I have some words (about 9,000). They are in Japanese, but I’ll try to explain this using English words. I want to categorize the words by the components (in English, letters).
A
B
C
act bar play
This should create:
A: play
B: bar
C: act
Now, ‘a’ appears in all 3 words, but I want to make sure that each category (letter) has at least word. Now, it would make sense to delete a word after it’s used, but there are a few cases where 2 letters make up one word and that’s each letter’s only word–so I’d like to account for that somehow.
Is there an approach for solving this aside from brute force? Dynamic programming perhaps? Even a name for this process (if it exists) would be great.
3
Lucene is a powerful library used to do a variety of text searching and stemming and it might be worth taking a look at. The typical use case is full-text search but it is pretty component based under the hood so you could certainly build a custom analyizer or stemmer to get to where you wanted to be.
You can express this as a maximum flow problem. A maximum flow problem optimizes a flow in a network. It can be used to solve assignment problems.
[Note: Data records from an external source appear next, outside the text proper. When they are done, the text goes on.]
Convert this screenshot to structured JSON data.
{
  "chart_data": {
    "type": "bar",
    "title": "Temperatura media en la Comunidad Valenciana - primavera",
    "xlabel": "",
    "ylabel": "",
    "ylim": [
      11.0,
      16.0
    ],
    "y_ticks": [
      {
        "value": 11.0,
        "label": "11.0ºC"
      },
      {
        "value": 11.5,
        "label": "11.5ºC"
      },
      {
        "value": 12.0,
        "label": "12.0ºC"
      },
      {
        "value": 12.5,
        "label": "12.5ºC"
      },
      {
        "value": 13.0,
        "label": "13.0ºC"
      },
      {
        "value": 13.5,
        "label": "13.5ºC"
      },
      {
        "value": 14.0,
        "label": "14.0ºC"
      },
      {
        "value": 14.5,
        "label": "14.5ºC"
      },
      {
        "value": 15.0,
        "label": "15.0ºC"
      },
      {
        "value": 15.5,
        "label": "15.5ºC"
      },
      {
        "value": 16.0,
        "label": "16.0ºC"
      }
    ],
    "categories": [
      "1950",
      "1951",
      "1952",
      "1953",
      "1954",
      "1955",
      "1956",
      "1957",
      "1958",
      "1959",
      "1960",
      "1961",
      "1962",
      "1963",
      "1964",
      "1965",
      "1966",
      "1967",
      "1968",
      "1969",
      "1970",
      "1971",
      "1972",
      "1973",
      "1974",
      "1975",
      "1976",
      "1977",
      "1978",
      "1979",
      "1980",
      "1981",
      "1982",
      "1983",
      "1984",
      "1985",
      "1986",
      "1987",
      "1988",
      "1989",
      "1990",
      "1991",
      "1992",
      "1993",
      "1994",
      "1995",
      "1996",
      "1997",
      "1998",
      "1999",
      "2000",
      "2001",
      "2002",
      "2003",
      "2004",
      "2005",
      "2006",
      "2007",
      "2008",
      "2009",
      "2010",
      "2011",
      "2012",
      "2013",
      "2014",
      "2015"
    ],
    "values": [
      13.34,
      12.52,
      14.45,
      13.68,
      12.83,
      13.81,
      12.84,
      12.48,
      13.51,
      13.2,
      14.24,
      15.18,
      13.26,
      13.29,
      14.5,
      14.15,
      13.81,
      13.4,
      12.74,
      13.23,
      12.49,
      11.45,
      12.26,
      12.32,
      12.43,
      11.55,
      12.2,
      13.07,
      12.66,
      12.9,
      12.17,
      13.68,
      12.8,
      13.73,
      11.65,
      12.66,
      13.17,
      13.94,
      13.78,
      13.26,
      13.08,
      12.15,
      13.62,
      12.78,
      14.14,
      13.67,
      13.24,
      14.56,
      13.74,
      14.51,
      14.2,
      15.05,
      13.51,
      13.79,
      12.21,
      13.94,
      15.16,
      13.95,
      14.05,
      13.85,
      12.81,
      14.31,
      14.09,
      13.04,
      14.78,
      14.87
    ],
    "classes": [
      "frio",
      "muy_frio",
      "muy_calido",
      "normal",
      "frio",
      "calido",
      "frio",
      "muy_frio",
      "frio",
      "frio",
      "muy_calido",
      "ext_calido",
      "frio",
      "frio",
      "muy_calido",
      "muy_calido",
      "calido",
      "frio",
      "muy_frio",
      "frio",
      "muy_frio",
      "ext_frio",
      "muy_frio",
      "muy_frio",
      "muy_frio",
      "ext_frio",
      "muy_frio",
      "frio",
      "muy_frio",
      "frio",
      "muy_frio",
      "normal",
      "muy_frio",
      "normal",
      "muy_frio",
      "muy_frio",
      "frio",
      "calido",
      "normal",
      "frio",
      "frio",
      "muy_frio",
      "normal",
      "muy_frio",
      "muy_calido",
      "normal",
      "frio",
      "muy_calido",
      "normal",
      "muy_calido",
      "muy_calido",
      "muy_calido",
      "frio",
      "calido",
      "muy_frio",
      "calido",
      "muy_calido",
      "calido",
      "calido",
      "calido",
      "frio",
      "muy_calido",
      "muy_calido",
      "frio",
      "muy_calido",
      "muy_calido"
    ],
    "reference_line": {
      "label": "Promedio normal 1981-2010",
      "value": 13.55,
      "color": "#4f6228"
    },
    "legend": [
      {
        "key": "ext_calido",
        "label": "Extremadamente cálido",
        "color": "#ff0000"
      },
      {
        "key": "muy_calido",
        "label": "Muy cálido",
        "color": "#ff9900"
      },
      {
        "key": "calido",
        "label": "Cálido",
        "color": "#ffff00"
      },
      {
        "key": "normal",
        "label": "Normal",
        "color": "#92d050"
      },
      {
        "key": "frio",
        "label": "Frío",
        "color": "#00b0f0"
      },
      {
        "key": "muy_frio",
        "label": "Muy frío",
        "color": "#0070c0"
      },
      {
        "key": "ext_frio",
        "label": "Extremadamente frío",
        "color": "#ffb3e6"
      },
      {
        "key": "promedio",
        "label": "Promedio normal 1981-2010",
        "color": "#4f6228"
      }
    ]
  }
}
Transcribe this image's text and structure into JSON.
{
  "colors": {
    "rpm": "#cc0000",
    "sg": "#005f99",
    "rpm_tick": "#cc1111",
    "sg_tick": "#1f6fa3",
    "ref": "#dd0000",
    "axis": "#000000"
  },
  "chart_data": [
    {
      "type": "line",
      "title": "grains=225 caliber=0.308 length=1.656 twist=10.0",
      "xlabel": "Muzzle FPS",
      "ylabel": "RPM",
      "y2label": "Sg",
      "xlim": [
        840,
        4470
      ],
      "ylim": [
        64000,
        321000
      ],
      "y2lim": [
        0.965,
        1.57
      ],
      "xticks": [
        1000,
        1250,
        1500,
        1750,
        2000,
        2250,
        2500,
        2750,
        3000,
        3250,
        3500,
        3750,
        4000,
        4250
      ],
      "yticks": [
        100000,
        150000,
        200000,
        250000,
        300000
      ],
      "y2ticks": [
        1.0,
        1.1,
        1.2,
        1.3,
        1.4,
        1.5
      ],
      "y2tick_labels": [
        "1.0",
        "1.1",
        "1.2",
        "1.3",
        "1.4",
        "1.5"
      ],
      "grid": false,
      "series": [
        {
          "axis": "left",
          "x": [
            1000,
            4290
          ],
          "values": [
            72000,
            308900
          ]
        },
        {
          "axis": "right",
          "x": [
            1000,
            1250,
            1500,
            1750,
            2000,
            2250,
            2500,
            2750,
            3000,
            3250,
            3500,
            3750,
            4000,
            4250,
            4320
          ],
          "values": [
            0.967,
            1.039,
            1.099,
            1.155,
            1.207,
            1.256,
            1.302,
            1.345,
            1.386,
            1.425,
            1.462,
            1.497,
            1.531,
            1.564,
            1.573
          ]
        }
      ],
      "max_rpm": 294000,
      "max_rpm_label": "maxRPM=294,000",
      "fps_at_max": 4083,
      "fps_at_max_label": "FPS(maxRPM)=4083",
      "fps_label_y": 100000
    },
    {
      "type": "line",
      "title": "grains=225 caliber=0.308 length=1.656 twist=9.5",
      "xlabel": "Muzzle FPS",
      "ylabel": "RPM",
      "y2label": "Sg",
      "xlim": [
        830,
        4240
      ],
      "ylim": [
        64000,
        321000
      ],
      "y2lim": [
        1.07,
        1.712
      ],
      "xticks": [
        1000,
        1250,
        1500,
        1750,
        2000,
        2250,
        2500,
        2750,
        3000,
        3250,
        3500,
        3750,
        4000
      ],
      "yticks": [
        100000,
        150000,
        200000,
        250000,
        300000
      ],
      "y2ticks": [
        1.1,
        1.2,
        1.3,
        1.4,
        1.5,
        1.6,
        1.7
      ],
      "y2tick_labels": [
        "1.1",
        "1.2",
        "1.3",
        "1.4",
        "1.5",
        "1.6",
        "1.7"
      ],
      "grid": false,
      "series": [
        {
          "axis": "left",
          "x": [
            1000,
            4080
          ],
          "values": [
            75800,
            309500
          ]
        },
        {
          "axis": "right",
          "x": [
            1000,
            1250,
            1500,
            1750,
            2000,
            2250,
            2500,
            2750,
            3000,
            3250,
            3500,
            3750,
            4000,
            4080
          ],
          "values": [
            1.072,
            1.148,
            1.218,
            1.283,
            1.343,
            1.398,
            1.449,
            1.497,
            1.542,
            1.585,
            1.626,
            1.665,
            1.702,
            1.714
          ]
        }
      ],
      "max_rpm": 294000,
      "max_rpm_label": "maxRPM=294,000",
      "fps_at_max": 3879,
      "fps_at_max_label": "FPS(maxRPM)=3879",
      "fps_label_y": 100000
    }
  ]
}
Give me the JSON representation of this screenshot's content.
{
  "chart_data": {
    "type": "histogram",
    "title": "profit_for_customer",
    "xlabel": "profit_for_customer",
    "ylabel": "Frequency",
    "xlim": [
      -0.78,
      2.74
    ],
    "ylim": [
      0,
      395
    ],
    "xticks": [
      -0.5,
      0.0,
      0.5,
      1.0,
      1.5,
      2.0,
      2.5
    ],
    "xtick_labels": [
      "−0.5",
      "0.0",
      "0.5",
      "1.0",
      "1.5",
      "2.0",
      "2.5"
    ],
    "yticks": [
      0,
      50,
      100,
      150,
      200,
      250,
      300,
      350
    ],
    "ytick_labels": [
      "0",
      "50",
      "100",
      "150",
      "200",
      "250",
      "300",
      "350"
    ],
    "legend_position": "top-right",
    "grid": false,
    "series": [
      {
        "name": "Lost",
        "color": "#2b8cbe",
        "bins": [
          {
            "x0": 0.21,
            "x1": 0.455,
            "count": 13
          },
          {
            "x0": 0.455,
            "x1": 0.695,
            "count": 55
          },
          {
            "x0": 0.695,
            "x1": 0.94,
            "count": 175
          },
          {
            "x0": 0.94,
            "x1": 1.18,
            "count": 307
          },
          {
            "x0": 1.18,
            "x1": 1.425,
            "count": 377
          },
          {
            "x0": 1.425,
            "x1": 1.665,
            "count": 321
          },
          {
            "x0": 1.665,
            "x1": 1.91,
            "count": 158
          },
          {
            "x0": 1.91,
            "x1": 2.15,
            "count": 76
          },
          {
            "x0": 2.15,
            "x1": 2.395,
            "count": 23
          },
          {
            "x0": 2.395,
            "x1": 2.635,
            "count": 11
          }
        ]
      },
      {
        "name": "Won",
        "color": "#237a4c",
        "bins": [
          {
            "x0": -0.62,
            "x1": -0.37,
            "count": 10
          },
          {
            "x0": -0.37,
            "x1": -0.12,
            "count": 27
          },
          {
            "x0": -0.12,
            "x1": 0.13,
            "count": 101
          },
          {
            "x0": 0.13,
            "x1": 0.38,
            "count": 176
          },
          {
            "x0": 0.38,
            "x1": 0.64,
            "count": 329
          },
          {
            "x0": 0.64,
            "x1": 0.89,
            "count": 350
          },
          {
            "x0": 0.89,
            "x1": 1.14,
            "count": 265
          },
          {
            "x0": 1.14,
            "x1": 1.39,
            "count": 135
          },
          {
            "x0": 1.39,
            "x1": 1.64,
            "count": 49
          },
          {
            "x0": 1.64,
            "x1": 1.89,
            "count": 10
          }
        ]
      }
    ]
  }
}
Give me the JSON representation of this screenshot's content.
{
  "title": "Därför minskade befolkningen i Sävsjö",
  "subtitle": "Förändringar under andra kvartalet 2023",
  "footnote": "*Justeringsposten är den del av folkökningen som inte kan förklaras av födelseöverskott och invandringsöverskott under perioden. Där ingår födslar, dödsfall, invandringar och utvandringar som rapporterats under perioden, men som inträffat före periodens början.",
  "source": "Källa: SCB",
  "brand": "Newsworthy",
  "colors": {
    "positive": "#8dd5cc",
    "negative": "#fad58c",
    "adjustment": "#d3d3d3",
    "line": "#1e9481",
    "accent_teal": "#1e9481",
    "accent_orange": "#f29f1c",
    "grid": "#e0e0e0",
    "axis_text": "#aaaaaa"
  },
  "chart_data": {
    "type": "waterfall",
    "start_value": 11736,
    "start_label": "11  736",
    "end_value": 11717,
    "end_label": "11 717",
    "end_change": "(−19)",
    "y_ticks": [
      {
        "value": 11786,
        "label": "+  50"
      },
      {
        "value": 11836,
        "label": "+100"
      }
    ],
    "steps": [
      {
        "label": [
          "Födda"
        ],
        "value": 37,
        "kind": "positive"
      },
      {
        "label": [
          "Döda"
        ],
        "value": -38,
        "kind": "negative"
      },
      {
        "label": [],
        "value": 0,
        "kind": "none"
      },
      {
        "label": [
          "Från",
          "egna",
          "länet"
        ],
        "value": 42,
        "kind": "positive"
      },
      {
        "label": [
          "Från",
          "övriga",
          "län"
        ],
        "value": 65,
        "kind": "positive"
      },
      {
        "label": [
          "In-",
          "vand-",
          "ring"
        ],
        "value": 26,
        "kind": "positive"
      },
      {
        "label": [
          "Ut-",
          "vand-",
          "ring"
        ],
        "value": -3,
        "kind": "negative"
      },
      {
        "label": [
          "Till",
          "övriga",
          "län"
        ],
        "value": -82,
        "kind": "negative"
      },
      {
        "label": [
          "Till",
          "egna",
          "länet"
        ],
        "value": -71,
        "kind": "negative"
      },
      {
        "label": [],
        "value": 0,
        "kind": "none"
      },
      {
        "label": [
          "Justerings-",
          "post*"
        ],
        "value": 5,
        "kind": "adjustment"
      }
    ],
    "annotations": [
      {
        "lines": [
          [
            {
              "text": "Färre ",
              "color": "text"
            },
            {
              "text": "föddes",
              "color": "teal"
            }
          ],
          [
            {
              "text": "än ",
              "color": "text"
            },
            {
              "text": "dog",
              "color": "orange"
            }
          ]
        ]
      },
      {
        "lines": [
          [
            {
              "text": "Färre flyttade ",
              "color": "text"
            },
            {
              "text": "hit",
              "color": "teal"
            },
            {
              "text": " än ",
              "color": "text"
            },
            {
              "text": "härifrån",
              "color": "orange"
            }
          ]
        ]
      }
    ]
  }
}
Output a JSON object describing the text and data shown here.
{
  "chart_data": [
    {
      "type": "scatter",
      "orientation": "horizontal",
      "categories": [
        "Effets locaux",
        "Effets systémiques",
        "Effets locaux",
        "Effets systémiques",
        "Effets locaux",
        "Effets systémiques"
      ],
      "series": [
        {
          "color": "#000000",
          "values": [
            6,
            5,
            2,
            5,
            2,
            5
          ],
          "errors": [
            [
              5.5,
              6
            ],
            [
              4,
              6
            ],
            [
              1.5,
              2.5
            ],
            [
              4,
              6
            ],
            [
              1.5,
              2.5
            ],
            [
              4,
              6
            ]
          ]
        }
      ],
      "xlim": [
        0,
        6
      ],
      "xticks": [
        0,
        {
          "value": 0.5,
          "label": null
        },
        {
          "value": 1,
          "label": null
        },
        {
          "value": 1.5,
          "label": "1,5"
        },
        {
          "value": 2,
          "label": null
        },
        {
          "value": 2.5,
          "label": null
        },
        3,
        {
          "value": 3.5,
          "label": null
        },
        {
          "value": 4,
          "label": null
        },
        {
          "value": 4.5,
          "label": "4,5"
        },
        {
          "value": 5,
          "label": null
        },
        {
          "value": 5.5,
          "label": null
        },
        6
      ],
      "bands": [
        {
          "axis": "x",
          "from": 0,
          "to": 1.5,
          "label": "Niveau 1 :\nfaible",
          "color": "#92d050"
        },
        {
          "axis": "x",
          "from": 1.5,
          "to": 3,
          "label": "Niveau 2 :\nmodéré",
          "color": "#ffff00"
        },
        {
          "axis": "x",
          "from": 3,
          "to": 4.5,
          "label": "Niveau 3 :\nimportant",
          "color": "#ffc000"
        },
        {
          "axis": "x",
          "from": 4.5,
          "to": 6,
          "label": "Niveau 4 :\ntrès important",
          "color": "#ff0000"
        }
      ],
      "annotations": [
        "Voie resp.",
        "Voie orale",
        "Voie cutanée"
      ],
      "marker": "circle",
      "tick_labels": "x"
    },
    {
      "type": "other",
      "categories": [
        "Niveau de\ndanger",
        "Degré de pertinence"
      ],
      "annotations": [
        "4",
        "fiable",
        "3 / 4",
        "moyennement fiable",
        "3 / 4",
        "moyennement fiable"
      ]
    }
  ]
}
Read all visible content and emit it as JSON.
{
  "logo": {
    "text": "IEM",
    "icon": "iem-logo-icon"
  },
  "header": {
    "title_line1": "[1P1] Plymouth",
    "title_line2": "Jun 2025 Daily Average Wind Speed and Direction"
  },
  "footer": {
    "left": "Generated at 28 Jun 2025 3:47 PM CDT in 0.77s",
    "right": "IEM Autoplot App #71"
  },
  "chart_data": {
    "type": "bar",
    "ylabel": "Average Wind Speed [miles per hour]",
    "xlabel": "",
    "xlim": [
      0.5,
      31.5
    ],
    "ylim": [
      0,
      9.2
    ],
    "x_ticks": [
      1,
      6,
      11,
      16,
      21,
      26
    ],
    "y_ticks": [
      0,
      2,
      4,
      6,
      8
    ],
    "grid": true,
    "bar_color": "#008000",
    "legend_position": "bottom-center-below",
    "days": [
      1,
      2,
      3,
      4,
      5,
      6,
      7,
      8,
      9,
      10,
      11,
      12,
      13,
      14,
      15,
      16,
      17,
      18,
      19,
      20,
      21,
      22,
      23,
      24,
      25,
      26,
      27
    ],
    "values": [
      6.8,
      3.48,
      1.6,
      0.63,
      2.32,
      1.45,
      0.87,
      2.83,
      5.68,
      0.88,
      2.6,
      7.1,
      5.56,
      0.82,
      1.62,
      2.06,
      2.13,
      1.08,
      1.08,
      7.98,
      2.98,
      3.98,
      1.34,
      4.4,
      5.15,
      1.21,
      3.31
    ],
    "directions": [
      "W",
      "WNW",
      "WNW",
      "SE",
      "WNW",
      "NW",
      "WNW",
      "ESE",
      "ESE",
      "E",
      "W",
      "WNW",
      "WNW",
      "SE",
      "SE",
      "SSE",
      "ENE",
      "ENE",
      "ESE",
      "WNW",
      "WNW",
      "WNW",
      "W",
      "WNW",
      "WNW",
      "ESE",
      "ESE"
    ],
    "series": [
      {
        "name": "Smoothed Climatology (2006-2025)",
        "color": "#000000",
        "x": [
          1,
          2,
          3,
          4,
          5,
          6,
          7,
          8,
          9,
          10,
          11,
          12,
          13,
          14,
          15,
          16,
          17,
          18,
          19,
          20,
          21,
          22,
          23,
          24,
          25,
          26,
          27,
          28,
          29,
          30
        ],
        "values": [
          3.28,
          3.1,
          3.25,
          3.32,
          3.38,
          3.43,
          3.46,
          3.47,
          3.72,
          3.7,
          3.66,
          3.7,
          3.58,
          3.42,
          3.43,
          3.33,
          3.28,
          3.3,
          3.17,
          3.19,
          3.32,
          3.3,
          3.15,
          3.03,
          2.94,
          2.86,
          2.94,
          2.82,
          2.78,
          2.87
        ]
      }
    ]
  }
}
You want to assign words to categories.
You need to build a graph as follows:
Each category and each word is a node, to which you have to add a start node and an end node.
From the start node, add an edge going to each category.
From each category add an edge going to each word that is compatible with the category.
From each word, add an edge going to the end node.
All edges have capacity 1.
In this graph you want to maximuze the flow going from the start node to the end node. The Ford-Fulkerson is especially interesting because it works with integer weights and returns a solution in integers.
The solution assigns one word to each category just follow for each category which edge has a positive flow. If it is impossible to assign a word to all categories, it will return the assignment that maximizes the number of categories matched with a word.
If you have more words than categories, or any words left over, you can assign the remaining words to the first matching category.
This will guarantee that a maximum of categories have at least one word matched.
2